Leu a mensagem no seu virtua-phone de forma ensonada. “E então? Não fui eu que ganhei!” Disse alto. Tinha dormido com ela e estava estranhamente feliz e em paz. Ela tinha-se ido embora de manhãzinha, depois de lhe deixar o número do virtua-phone escrevinhado num papel. Ele tinha-lhe pedido que ficasse. Ela dissera que gostaria muito mas tinha que fazer. “Realizaste um dos meus sonhos de sempre.” Tinha-lhe ela sussurrado. Ele rira-se para ela. “Qual?” E ela dissera mesmo antes de fechar a porta. “Depois vês.” E ele tinha voltado a adormecer. Ergueu-se da cama e começou a preparar o pequeno almoço a assobiar uma cançãozinha. Hoje era Sábado e não tinha que ir trabalhar. Enquanto a água para o café aquecia e as torradas começavam a ficar douradas ligou ociosamente o computador portátil. Depois ligou para o número dela mas uma voz feminina fê-lo saber que o número estava indisponível. Está a trabalhar ou assim, pensou. Estranho que não saber nada sobre ela. Se trabalha, se estuda. Mais tarde saberei, pensou. Ela está interessada em mim e há-de voltar. Sorriu com este pensamento. Foi buscar as torradas e o café e leu os seus emails. Depois recordou-se da mensagem e entrou no espaço do Jogo. Na página inicial, numa grande e bela fotografia estava ela. A vencedora. Com o seu Nick de jogadora. “Hunterlady23”. A rapariga que tinha dormido essa noite consigo.

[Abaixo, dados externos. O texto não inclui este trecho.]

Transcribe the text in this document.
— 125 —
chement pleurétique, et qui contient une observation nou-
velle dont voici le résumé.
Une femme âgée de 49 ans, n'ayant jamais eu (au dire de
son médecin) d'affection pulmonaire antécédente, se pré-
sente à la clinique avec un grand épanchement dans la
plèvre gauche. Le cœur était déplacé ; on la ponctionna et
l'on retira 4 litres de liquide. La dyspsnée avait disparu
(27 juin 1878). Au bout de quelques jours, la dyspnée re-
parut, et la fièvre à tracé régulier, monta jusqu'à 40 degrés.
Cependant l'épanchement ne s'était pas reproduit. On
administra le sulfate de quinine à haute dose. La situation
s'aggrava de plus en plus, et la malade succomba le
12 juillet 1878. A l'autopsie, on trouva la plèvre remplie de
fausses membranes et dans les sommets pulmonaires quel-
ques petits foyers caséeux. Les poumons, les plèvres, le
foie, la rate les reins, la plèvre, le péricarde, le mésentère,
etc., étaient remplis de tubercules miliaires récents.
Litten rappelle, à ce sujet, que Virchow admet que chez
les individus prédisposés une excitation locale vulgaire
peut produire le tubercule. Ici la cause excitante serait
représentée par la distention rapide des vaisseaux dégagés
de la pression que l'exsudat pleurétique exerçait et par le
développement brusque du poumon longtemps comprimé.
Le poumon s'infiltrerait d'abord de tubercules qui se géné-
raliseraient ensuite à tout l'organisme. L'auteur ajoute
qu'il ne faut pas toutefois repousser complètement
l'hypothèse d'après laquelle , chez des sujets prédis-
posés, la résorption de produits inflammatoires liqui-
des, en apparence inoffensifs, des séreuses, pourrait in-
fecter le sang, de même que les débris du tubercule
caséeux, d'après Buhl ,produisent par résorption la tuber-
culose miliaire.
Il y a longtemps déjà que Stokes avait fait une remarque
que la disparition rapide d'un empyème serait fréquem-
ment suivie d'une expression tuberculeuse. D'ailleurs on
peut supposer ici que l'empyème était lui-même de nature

Tinha vencido o desafio de contra-espionagem e tinha ganho dez mil euros. Então ele percebeu tudo. Porque nunca conseguia vencer os seus desafios. Porque tinha estado ela com ele. E o que tinha ela feito para vencer. Cerrou os punhos e mordeu os dentes até os músculos da queixada doerem. Depois fixou a parede da sala absorto. Depois começou a chorar.

“Desceste de Nível mas não esmoreças! A tua missão é saíres do Teatro D. Maria II com um chapéu preto na cabeça entre as 20 e as 21 horas!”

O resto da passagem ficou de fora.